DUBAI (Reuters) – Iran has said it would continue missile tests to build up its defences and denied this was in breach of UN resolutions following US allegations that Tehran had tested a new missile capable of carrying multiple warheads.
US Secretary of State Mike Pompeo has condemned what he called Iran’s testing of a medium-range ballistic missile in violation of the 2015 international agreement on the Iranian nuclear programme, from which Washington has withdrawn.
“Missile tests … are carried out for defence and the country’s deterrence, and we will continue this,” Brigadier- General Abolfazl Shekarchi, spokesman for Iran’s armed forces, was quoted as saying by the semi-official Tasnim news agency.
“We will continue to both develop and test missiles. This is outside the framework of (nuclear) negotiations and part of our national security, for which we will not ask any country’s permission,” Mr Shekarchi said.

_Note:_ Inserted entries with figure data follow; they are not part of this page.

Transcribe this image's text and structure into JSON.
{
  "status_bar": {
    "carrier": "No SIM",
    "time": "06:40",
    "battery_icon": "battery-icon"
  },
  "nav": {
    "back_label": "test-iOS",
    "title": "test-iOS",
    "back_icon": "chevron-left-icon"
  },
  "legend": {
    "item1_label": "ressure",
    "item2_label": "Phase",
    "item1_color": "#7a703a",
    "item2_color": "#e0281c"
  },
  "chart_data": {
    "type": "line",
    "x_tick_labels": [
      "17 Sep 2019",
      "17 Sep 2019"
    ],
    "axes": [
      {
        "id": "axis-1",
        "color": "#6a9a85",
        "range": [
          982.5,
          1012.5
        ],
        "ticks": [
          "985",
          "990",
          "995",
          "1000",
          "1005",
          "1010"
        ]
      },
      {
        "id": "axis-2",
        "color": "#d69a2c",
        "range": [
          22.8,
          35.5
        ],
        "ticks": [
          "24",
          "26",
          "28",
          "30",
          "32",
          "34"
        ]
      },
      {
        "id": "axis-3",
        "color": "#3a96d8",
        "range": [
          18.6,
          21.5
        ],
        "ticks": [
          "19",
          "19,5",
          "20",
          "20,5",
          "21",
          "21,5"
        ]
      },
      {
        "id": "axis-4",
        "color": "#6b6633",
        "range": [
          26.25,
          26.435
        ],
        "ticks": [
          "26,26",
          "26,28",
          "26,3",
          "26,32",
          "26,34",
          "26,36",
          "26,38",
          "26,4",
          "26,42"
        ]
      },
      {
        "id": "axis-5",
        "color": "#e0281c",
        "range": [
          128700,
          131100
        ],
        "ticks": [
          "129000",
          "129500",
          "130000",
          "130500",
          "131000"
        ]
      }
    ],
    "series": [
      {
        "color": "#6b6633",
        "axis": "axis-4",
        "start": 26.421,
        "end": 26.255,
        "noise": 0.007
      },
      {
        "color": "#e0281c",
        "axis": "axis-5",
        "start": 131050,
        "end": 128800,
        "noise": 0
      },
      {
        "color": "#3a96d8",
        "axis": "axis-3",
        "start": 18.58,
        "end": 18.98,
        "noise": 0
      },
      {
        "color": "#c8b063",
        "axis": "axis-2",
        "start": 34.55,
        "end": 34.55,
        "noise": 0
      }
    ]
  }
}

Iranian Foreign Ministry spokesman Bahram Qasemi also said Iranian missiles were purely defensive and added: “There is no Security Council resolution prohibiting missile programme and missile tests by Iran.”
Meanwhile, Iranian Foreign Minister Mohammad Javad Zarif, taking a shot at the US, tweeted: “While (the United States) itself violates (UN Security Council resolution) 2231 – and even threatens to punish those who don’t wish to violate it in abiding with illegal US sanctions – it now falsely accuses Iran of violating the very same resolution.”